Cato has long been analyzing where leviathan can be cut by staying inside constitutional limits. A major work was offered by Chris Edwards in 2005, entitled “Downsizing Government,” a 262-page opus that looks carefully at every program and determines if it can be cut and by how much, or eliminated altogether. It was reviewed here, where it was concluded that opportunities to cut federal spending were not only numerous but obvious. All it would take is restraint on the part of taxpayers and intestinal fortitude on the part of their elected representatives.
Cato showed in its ad that “Education Subsidies” could be cut by $40 billion annually, noting that “education is a state, local, and private matter,” and that pouring nearly $2 trillion into various K-12 programs since 1965 has not “noticeably improv[ed] outcomes.” “Farm Subsidies” go mostly to corporate agri-business as corporate welfare and could be eliminated altogether, saving $20 billion a year.
Under “Military Overreach,” Cato notes that simply withdrawing U.S. troops from Iraq and Afghanistan would save $100 billion next year, and eliminating “other unnecessary overseas missions” would make that $100 billion savings permanent. “Transportation Programs” could be cut to great advantage, saving $80 billion a year, while eliminating “Housing Subsidies,” including shuttering Fannie Mae and Freddie Mac and letting market forces provide mortgage services to customers, would save another $45 billion annually.
“Federal Worker” pay could safely be cut by at least 10 percent, saving $30 billion a year, and eliminating “Energy Subsidies” would save another $20 billion.

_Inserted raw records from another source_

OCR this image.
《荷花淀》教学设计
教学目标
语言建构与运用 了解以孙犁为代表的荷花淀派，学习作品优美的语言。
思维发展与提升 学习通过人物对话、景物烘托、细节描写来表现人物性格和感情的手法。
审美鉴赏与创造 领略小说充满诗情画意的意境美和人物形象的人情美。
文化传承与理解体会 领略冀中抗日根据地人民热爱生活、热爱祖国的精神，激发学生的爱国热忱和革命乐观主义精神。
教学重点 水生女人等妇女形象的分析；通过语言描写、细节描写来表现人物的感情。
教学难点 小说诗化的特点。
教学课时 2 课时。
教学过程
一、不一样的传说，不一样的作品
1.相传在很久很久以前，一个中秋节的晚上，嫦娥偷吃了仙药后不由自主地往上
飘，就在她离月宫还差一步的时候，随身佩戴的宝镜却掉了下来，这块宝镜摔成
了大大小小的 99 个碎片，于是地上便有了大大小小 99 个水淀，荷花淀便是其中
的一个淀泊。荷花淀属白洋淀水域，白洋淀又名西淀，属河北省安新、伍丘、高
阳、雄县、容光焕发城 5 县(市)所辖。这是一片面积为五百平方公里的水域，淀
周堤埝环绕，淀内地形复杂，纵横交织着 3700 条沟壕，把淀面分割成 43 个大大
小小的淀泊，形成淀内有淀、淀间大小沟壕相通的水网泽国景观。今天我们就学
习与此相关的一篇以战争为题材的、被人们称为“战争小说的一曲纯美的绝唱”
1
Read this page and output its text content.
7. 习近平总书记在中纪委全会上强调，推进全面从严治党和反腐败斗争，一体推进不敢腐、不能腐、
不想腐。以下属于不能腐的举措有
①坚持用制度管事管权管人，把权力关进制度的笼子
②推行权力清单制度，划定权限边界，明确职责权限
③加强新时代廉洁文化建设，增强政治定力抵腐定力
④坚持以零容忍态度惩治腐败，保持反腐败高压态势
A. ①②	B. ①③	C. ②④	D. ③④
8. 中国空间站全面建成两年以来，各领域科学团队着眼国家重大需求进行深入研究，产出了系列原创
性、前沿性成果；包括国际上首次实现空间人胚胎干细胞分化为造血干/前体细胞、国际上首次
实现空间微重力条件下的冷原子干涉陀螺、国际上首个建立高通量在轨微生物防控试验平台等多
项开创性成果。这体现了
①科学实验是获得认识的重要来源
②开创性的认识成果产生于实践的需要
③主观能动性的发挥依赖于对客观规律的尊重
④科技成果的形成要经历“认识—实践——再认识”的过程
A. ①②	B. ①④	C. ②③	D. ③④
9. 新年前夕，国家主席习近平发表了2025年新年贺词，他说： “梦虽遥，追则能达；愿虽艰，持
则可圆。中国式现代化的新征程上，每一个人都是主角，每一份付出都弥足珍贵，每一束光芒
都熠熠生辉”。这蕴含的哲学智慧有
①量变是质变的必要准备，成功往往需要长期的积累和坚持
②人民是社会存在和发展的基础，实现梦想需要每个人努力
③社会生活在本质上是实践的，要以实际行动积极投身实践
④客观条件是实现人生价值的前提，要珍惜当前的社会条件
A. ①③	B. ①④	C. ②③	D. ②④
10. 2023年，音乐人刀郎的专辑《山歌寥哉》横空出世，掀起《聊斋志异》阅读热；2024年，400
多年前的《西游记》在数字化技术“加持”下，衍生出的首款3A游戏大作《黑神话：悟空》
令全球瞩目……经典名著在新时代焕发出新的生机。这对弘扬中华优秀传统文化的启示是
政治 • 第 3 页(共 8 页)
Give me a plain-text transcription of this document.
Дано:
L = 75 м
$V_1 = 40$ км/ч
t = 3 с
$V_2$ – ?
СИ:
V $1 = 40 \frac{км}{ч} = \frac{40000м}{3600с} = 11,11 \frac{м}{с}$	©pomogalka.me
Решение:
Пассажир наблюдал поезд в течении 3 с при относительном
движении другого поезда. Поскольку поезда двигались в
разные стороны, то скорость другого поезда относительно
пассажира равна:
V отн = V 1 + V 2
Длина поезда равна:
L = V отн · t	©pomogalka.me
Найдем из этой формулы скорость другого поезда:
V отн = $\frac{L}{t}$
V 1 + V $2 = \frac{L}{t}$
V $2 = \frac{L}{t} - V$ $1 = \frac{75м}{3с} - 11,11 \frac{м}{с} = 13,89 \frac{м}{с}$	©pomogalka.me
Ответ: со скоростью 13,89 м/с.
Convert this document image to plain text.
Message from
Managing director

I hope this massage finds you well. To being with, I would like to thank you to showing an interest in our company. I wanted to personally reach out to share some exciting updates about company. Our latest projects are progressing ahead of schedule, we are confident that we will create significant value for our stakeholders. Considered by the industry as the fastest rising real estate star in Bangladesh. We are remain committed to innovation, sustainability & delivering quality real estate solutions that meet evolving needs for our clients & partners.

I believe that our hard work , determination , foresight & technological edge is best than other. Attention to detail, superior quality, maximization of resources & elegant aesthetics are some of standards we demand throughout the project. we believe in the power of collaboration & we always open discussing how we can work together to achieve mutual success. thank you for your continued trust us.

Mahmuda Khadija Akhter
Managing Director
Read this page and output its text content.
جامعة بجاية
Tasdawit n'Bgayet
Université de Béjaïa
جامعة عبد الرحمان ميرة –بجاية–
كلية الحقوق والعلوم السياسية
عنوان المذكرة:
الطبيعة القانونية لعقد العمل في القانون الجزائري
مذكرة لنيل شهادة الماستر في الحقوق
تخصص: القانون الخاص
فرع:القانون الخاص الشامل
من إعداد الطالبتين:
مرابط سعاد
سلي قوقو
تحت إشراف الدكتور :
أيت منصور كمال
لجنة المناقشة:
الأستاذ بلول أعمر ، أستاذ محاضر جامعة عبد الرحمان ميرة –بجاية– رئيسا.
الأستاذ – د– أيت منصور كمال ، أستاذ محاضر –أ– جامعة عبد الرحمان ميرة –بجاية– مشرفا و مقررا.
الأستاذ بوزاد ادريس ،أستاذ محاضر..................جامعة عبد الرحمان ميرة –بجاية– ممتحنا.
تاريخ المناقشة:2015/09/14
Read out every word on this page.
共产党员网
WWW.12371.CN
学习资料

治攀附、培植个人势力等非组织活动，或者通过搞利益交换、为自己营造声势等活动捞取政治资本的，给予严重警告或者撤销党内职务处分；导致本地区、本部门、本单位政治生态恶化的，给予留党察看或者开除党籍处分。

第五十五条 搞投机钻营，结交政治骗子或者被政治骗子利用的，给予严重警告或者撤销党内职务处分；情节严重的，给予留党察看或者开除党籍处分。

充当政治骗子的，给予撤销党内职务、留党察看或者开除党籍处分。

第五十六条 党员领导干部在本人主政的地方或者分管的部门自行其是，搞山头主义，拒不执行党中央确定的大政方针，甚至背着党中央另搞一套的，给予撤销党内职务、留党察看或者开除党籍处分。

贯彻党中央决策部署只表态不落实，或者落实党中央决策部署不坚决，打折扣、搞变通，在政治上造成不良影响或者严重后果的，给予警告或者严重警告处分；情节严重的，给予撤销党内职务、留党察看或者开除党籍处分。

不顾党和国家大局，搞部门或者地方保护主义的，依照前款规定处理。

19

Under “Health Care,” Cato offers the solution that, once ObamaCare is rescinded and Medicaid turned into block grants to the states, savings would amount to $100 billion a year.
Cato’s position on “Drug Wars” reflects its belief that such wars have been a “futile crusade that’s done little to curb drug use and much to impair our civil liberties.” Shutting down the war on drugs would save at least $15 billion a year, according to Cato.
Finally, under “Social Security,” Cato notes that the mandatory program should be made voluntary, offering a “system of private accounts, providing for ownership and inheritability.” Cato estimates initial savings here at $40 billion a year, starting in the year 2020.
Despite Cato’s continued careful and aggressive campaign to teach taxpayers about cutting monster government down to size with reasonable alternatives, the cuts recommended by the ad fall far short of what is actually needed. The cuts proposed by the CATO ad total approximately $500 billion annually, which represents less than one-third of this year’s deficit. Simply put, if each of these cuts were implemented tomorrow, the nation’s national debt would continue to grow (though at a slower rate), leading ultimately to default on the government’s promises.